As we sat in the pew on Holy Thursday waiting for mass to begin, I couldn’t help but notice that, aside from one other family with older kids, ours were the only children in attendance.
(Side note: Let’s just take a moment to celebrate that we were actually in church waiting for mass to start, instead of the all too common running late, dive into the pew before the priest gets all the way down the aisle routine. Our spirits and confidence soared with this familial victory, which helped keep us afloat later as we neared hour 2. I honestly sort of forgot how lengthy that mass can be. Nevertheless, I digress.)
After our daughter was born (our first), I remember the anxiety of taking her to church weighed heavy on us. One of us would race her out of church like something was on fire at even the slightest detection of eyebrow movement or lip quiver, in fear that she would — gasp — cry! We went on like that for several Sundays, spending all our time and attention on trying to keep our newborn absolutely quiet instead of actively engaging ourselves in the mass celebration.
I was feeling especially anxious on her baptism day. We typically chose seats near the side or back of church, you know, for a quick and clean get-a-way should the need arise. But on that day, when I should have been feeling joyous and excited for the sacrament, I was nothing short of terrified as we shuffled into the reserved front and center seats. After the opening prayer, perhaps inspired by the look of frazzled panic on my face, the priest relieved my fears with a simple reminder of Jesus’ love for little ones. He made a few jokes about signing the noisy babies up for the church choir, but he assured us that it was OK if they cry and encouraged families to bring their children to church. How comforting to remember. I’m relatively certain Mark 19:14 did not include any fine print. “Let the children come to me…(as long as they sit like completely silent statues. Wiggly noisemakers need not apply.)”
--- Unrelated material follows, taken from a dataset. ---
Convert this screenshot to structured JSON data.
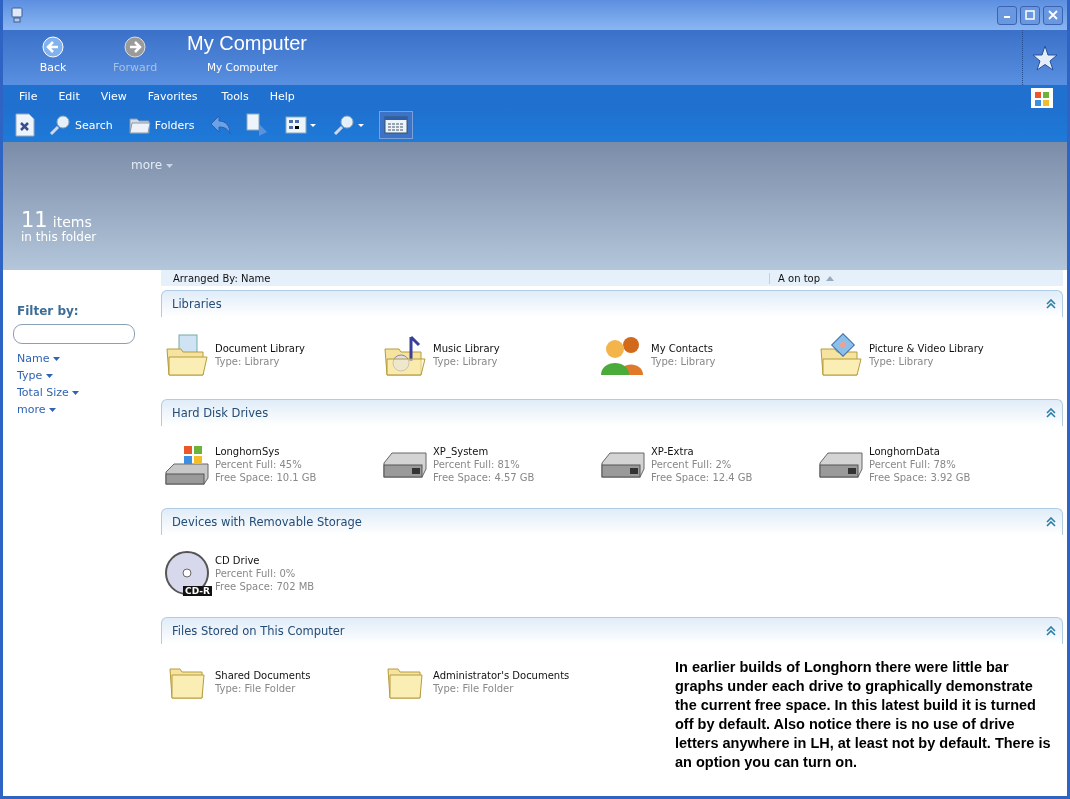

The summer after graduating high school, I had the amazing opportunity to spend 10 days in a small remote community in Nicaragua. The first Sunday that I attended mass at the parish there, I will admit I was a bit taken aback. The aisles were filled with mothers bouncing their babies, and children traveled from pew to pew visiting others and were catching lizards that frequented the walls of the church. At first glance, and from an outsider’s (accustomed to a quiet, more stoic mass atmosphere) perspective, this scene almost seemed irreverent. After a bit more contemplation and observation, I realized that it was in fact the most reverent and God-filled faith community I had ever witnessed. It truly was one big family gathering together to celebrate mass at God’s house.
Now, I am not necessarily suggesting we set a bunch of reptiles loose in our churches. (Though that could be fun.) What I am hoping is that we, as individual parishes and the Catholic community as a whole, will do our best to support, include, and encourage young families to participate with their children. Smile warmly at the mother sweating profusely attempting to bounce her baby to sleep. Play peek-a-boo with the wiggly toddler in the pew in front of you. Introduce yourself to a family after mass and comment how great it was to see little ones in church. Create a warm and loving community for all ages.
As I lead my family mother-duck style into church on Sunday mornings, I cannot promise that my children will behave like little angels. (Despite the stand’s solid appearance, it’s amazing how much movement a tiny set of hands can get out of a Vatican flag in a very short amount of time.) But we will be there, ready to celebrate with all of you as one big family at God’s house!